Ini Sebabnya Produsen Otomotif Berlomba-Lomba Bikin Mobil Listrik

Dina Rayanti - detikOto
Selasa, 15 Nov 2016 09:36 WIB
Foto: Dok. detikOto
Jakarta - Produsen mobil di dunia kini telah lebih mengarah untuk mengembangkan mobil bertenaga listrik atau e-mobility seperti yang dilakukan salah satu produsen otomotif asal Jerman, BMW. Dari data International Energy Agency (IEA) yang dikutip BMW Group, jumlah mobil listrik dari pertama kali dikenalkan pada 2010 hingga 2015 meningkat cukup tajam.

"Dari 2010 hingga 2015 jumlah mobil listrik terus bertambah dari hanya ratusan di 2010, 2015 1,2 juta pertumbuhan yang sangat signifikan, tidak semua (pertumbuhan signifikan) ditemukan di teknologi lain," ujar BMW i-Project Leader BMW Asia, Andy Hum di Jakarta.

Mobil listrik ini sebenarnya hasil dari tren global yang lebih mengedepankan ramah lingkungan mulai dari lingkungan, urbanisasi, politik, ekonomi, budaya, dan ekspektasi konsumen.

"Kalau dilihat e-mobility itu hasil dari pabrikan yang kita hadapi tekanan dari lingkungan, politik, urbanisasi, ekonomi, budaya, dan ekspektasi konsumen. Jika kita lihat perubahan iklim mengubah hidup kita, mengganggu pernapasan, dan lainnya," kata Andy.

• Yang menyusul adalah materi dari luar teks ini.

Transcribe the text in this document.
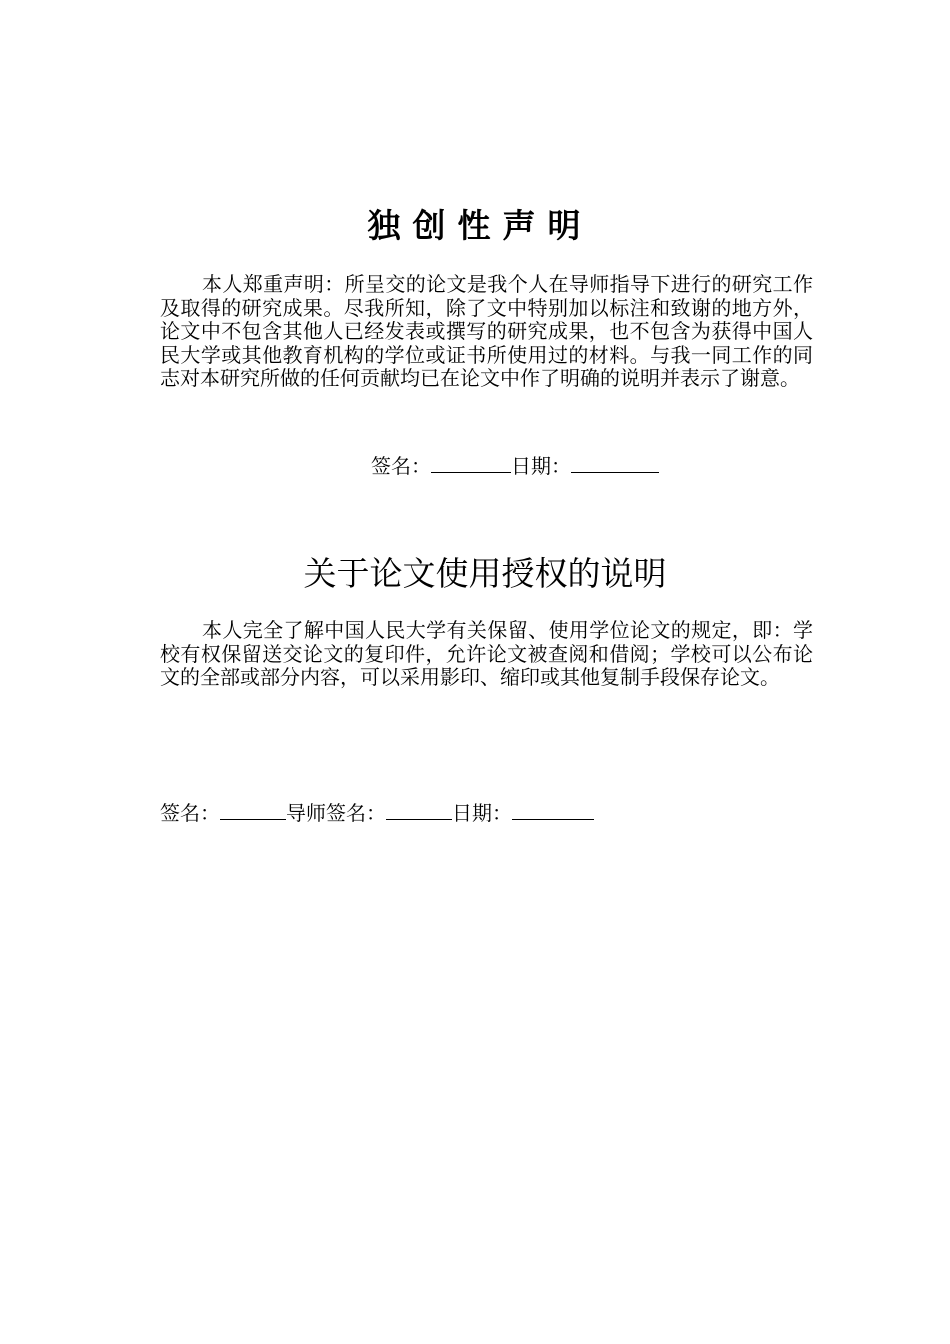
独创性声明

本人郑重声明：所呈交的论文是我个人在导师指导下进行的研究工作及取得的研究成果。尽我所知，除了文中特别加以标注和致谢的地方外，论文中不包含其他人已经发表或撰写的研究成果，也不包含为获得中国人民大学或其他教育机构的学位或证书所使用过的材料。与我一同工作的同志对本研究所做的任何贡献均已在论文中作了明确的说明并表示了谢意。

签名：	日期：
关于论文使用授权的说明

本人完全了解中国人民大学有关保留、使用学位论文的规定，即：学校有权保留送交论文的复印件，允许论文被查阅和借阅；学校可以公布论文的全部或部分内容，可以采用影印、缩印或其他复制手段保存论文。

签名：	导师签名：	日期：
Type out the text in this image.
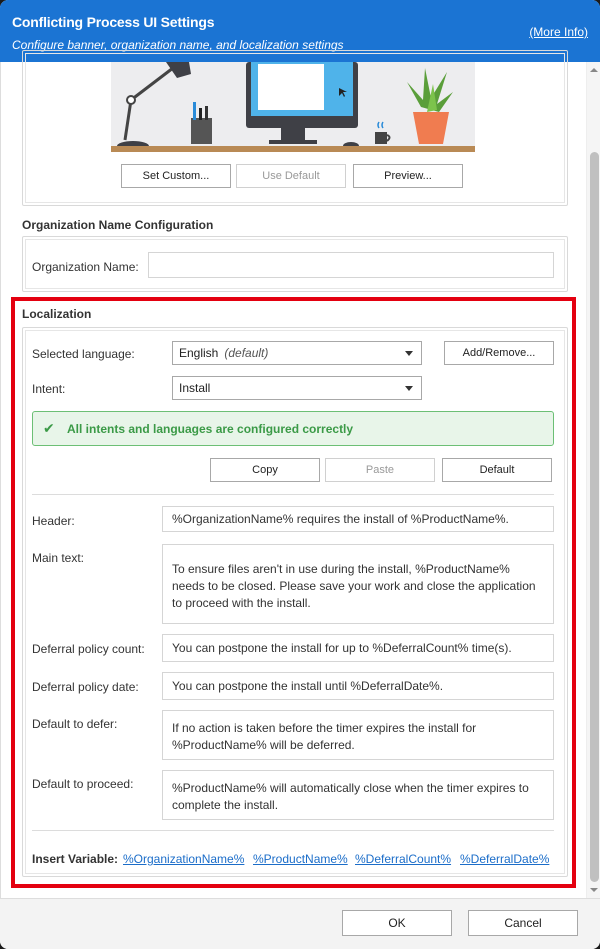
Conflicting Process UI Settings
Configure banner, organization name, and localization settings
(More Info)
Set Custom...	Use Default	Preview...
Organization Name Configuration
Organization Name:
Localization
Selected language:	English (default)	Add/Remove...
Intent:	Install
✔ All intents and languages are configured correctly
Copy	Paste	Default
Header:	%OrganizationName% requires the install of %ProductName%.
Main text:
To ensure files aren't in use during the install, %ProductName% needs to be closed. Please save your work and close the application to proceed with the install.
Deferral policy count:	You can postpone the install for up to %DeferralCount% time(s).
Deferral policy date:	You can postpone the install until %DeferralDate%.
Default to defer:	If no action is taken before the timer expires the install for %ProductName% will be deferred.
Default to proceed:	%ProductName% will automatically close when the timer expires to complete the install.
Insert Variable: %OrganizationName% %ProductName% %DeferralCount% %DeferralDate%
OK	Cancel
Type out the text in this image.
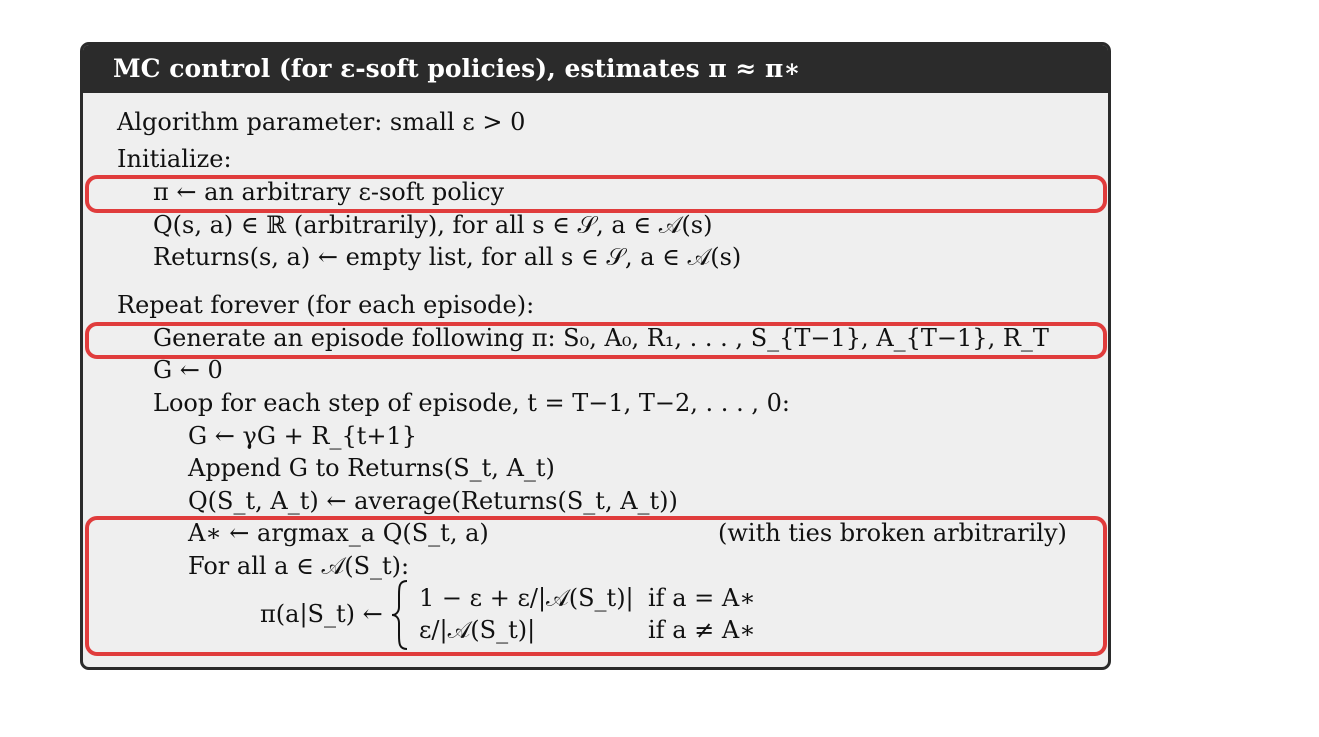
MC control (for ε-soft policies), estimates π ≈ π∗
Algorithm parameter: small ε > 0
Initialize:
π ← an arbitrary ε-soft policy
Q(s, a) ∈ ℝ (arbitrarily), for all s ∈ 𝒮, a ∈ 𝒜(s)
Returns(s, a) ← empty list, for all s ∈ 𝒮, a ∈ 𝒜(s)
Repeat forever (for each episode):
Generate an episode following π: S₀, A₀, R₁, . . . , S_{T−1}, A_{T−1}, R_T
G ← 0
Loop for each step of episode, t = T−1, T−2, . . . , 0:
G ← γG + R_{t+1}
Append G to Returns(S_t, A_t)
Q(S_t, A_t) ← average(Returns(S_t, A_t))
A∗ ← argmax_a Q(S_t, a)	(with ties broken arbitrarily)
For all a ∈ 𝒜(S_t):
π(a|S_t) ←
1 − ε + ε/|𝒜(S_t)| if a = A∗
ε/|𝒜(S_t)|	if a ≠ A∗
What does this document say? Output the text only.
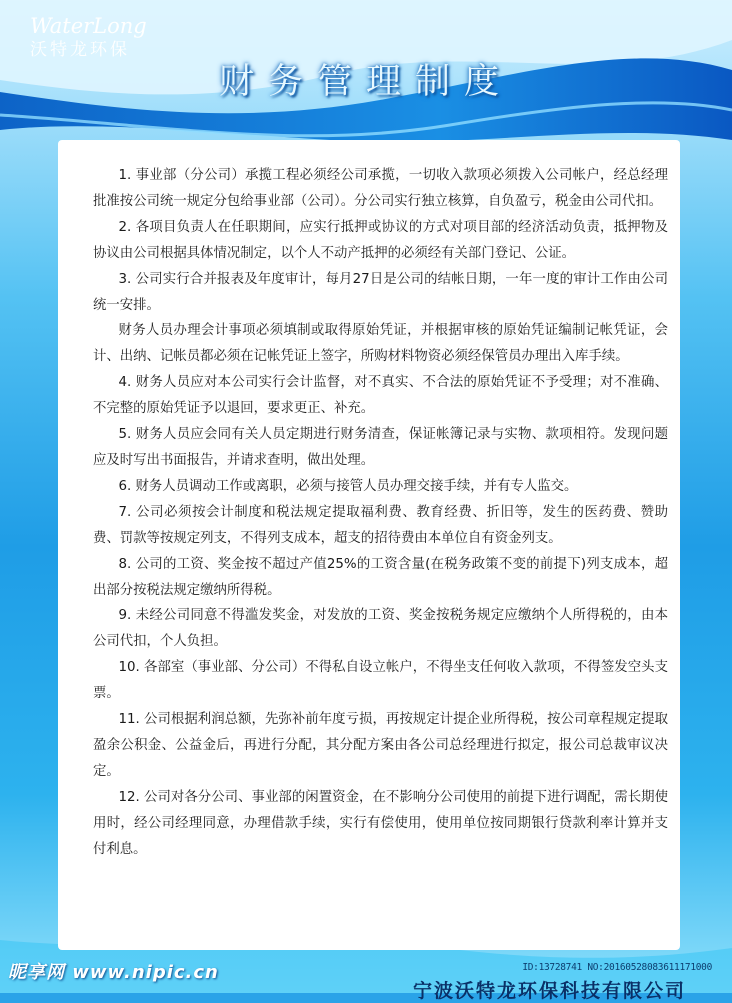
WaterLong
沃特龙环保
财务管理制度

1. 事业部（分公司）承揽工程必须经公司承揽，一切收入款项必须拨入公司帐户，经总经理批准按公司统一规定分包给事业部（公司）。分公司实行独立核算，自负盈亏，税金由公司代扣。

2. 各项目负责人在任职期间，应实行抵押或协议的方式对项目部的经济活动负责，抵押物及协议由公司根据具体情况制定，以个人不动产抵押的必须经有关部门登记、公证。

3. 公司实行合并报表及年度审计，每月27日是公司的结帐日期，一年一度的审计工作由公司统一安排。

财务人员办理会计事项必须填制或取得原始凭证，并根据审核的原始凭证编制记帐凭证，会计、出纳、记帐员都必须在记帐凭证上签字，所购材料物资必须经保管员办理出入库手续。

4. 财务人员应对本公司实行会计监督，对不真实、不合法的原始凭证不予受理；对不准确、不完整的原始凭证予以退回，要求更正、补充。

5. 财务人员应会同有关人员定期进行财务清查，保证帐簿记录与实物、款项相符。发现问题应及时写出书面报告，并请求查明，做出处理。

6. 财务人员调动工作或离职，必须与接管人员办理交接手续，并有专人监交。

7. 公司必须按会计制度和税法规定提取福利费、教育经费、折旧等，发生的医药费、赞助费、罚款等按规定列支，不得列支成本，超支的招待费由本单位自有资金列支。

8. 公司的工资、奖金按不超过产值25%的工资含量(在税务政策不变的前提下)列支成本，超出部分按税法规定缴纳所得税。

9. 未经公司同意不得滥发奖金，对发放的工资、奖金按税务规定应缴纳个人所得税的，由本公司代扣，个人负担。

10. 各部室（事业部、分公司）不得私自设立帐户，不得坐支任何收入款项，不得签发空头支票。

11. 公司根据利润总额，先弥补前年度亏损，再按规定计提企业所得税，按公司章程规定提取盈余公积金、公益金后，再进行分配，其分配方案由各公司总经理进行拟定，报公司总裁审议决定。

12. 公司对各分公司、事业部的闲置资金，在不影响分公司使用的前提下进行调配，需长期使用时，经公司经理同意，办理借款手续，实行有偿使用，使用单位按同期银行贷款利率计算并支付利息。

昵享网 www.nipic.cn	ID:13728741 NO:20160528083611171000
宁波沃特龙环保科技有限公司
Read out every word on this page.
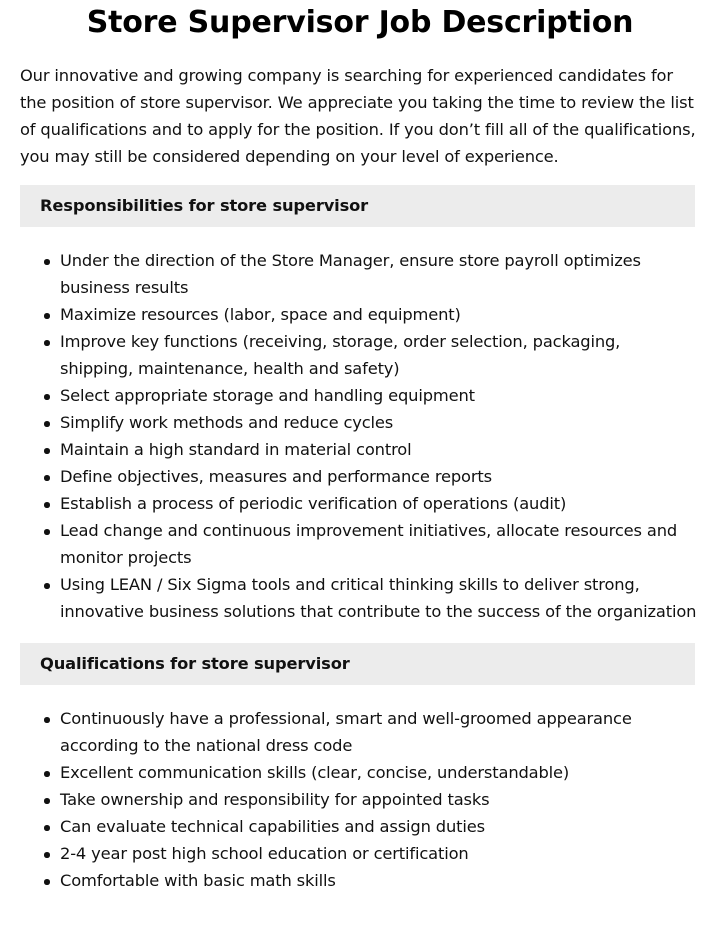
Store Supervisor Job Description

Our innovative and growing company is searching for experienced candidates for the position of store supervisor. We appreciate you taking the time to review the list of qualifications and to apply for the position. If you don’t fill all of the qualifications, you may still be considered depending on your level of experience.

Responsibilities for store supervisor
Under the direction of the Store Manager, ensure store payroll optimizes business results
Maximize resources (labor, space and equipment)
Improve key functions (receiving, storage, order selection, packaging, shipping, maintenance, health and safety)
Select appropriate storage and handling equipment
Simplify work methods and reduce cycles
Maintain a high standard in material control
Define objectives, measures and performance reports
Establish a process of periodic verification of operations (audit)
Lead change and continuous improvement initiatives, allocate resources and monitor projects
Using LEAN / Six Sigma tools and critical thinking skills to deliver strong, innovative business solutions that contribute to the success of the organization
Qualifications for store supervisor
Continuously have a professional, smart and well-groomed appearance according to the national dress code
Excellent communication skills (clear, concise, understandable)
Take ownership and responsibility for appointed tasks
Can evaluate technical capabilities and assign duties
2-4 year post high school education or certification
Comfortable with basic math skills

"Urbanisasi makin banyak orang pindah ke kota di 2030, hampir 60% populasi di dunia diprediksi tinggal di perkotaan, seperti Jakarta contohnya. Politik dan regulasi, seperti Uni Eropa yang terapkan kebijakan mobil ramah lingkungan, kalau tidak dikenakan denda," sambung Andy.

"Ekonomi juga seperti kita ketahui harga minyak memang lagi turun, sekarang bagaimana caranya bisa balik lagi terus berapa lama bisa balik lagi seperti dulu, masih mau kita pakai minyak kalau sudah tahu dampaknya merusak lingkungan," tutup Andy. (dry/rgr)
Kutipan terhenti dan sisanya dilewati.